Through this successful effort, Philip and Susan were one step closer to staging a comeback for this iconic tree.

With the future of American Elm and the Oriole showing promise once again in Ontario, the Gosling foundation founded GRIPP at the University of Guelph in 2012. Under direction of Dr. Saxena, GRIPP developed its mandate to conserve endangered or threatened species through development and application of new technologies in cloning and cryopreservation – in hopes of preserving, multiplying and conserving native elms as well as hundreds of other threatened plant species.

BEYOND THE ORIOLE AND AMERICAN ELM

With the threat of the 6th major mass extinction of plant biodiversity looming large, Philip along with his wife Susan have no intention of slowing down.

“We can despair about this, we can regard it as inevitable, or we can say: Let’s do something, let’s save what we can while we can.”

– Philp Gosling

Today the institute is growing rapidly, with Philip and Susan Gosling showing more enthusiasm and dedication each day.
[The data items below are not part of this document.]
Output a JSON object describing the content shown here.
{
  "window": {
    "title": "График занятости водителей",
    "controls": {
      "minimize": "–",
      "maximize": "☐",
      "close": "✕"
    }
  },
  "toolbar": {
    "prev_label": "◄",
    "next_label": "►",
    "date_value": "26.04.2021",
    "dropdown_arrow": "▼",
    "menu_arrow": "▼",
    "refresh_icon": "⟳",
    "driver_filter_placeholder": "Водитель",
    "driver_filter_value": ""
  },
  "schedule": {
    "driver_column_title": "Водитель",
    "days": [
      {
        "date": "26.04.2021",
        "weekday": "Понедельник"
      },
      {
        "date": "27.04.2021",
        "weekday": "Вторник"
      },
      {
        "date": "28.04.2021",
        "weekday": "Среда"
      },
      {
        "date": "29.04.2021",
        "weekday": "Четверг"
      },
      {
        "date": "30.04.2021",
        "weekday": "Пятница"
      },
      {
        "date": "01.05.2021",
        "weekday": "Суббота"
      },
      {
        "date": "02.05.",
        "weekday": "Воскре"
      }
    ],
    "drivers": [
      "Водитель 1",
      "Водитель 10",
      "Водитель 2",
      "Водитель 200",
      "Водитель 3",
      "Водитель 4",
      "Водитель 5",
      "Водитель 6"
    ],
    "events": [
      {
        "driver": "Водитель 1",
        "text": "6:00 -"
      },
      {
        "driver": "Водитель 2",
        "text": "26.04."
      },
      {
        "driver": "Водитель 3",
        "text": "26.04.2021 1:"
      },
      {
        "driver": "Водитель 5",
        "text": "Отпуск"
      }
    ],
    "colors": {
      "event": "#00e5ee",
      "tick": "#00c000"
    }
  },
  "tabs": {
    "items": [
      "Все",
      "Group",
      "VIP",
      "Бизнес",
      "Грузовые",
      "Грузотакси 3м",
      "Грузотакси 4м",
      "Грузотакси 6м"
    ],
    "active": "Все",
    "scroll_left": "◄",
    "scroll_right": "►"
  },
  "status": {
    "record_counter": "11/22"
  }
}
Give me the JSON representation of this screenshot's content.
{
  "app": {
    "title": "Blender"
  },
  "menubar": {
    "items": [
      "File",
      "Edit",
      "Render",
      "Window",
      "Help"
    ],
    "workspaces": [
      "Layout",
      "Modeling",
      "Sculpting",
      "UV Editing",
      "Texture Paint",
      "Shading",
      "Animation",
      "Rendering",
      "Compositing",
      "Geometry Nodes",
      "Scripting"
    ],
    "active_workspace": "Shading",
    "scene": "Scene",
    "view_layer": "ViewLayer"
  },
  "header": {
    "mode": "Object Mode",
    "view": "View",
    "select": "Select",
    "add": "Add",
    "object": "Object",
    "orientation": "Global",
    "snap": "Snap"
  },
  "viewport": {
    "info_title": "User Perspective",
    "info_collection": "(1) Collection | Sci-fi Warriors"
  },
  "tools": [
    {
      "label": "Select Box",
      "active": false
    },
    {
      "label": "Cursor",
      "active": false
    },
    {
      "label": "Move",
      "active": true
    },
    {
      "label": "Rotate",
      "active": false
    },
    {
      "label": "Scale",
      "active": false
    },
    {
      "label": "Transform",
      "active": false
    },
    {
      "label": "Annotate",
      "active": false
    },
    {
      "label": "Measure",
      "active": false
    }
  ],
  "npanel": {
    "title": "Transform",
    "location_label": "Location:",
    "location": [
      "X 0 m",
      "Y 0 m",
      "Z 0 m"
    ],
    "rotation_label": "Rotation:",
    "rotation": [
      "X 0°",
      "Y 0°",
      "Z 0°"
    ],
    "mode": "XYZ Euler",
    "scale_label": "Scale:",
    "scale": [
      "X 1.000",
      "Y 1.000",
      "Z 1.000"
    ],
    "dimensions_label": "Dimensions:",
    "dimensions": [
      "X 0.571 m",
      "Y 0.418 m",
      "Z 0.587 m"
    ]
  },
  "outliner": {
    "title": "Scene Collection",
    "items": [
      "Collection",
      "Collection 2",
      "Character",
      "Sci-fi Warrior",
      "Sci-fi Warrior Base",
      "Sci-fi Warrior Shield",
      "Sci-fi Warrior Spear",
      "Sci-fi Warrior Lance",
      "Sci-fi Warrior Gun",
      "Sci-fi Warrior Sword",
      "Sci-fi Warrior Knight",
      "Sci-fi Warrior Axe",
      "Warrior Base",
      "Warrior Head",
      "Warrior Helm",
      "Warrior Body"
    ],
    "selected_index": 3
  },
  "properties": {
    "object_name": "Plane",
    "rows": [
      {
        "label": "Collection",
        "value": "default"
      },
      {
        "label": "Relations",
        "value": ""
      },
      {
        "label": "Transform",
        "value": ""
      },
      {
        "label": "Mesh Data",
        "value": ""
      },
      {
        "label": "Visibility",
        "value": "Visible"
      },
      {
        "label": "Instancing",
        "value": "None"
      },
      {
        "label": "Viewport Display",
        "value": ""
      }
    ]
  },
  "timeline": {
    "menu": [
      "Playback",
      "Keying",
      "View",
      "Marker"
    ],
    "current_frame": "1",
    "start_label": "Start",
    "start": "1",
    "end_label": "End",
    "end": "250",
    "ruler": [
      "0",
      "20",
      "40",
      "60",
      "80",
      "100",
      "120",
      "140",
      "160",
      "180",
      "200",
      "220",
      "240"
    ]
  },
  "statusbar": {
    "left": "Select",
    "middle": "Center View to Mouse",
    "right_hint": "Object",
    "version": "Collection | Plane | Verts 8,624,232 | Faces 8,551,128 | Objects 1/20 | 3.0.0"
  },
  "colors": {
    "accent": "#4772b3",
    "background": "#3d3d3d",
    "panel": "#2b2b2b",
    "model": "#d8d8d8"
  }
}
Through their support, GRIPP has expanded its conservation facilities to include a cryobank which is capable of preserving all of Canada’s biodiversity in one place. GRIPP is also in the process of developing many interesting collaborative projects with researchers and organizations throughout Canada and the rest of the world including many botanical gardens including the Royal Botanic Gardens (KEW). As per the American Elm and the deadly DED, significant progress has been made in unravelling the mechanism of resistance and susceptibility in elm trees. More importantly, this research on elms may help save other forest species that are being decimated by fungal diseases.

Still the story about American Elm and the Oriole serves as a much bigger reminder about what is about to come, if we don’t try to save what we can, while we can. The need to preserve our environment has been emphasized in the media by activists, scientists, and world leaders. However, many of these suggested plans are either adopted at a much slower rate, while many do not even proceed at all due to lack of resources or public support. Without efforts being made by individuals such as Philip and Susan Gosling, future generations would not be able to enjoy the beauty, joy and tranquility that nature has to offer.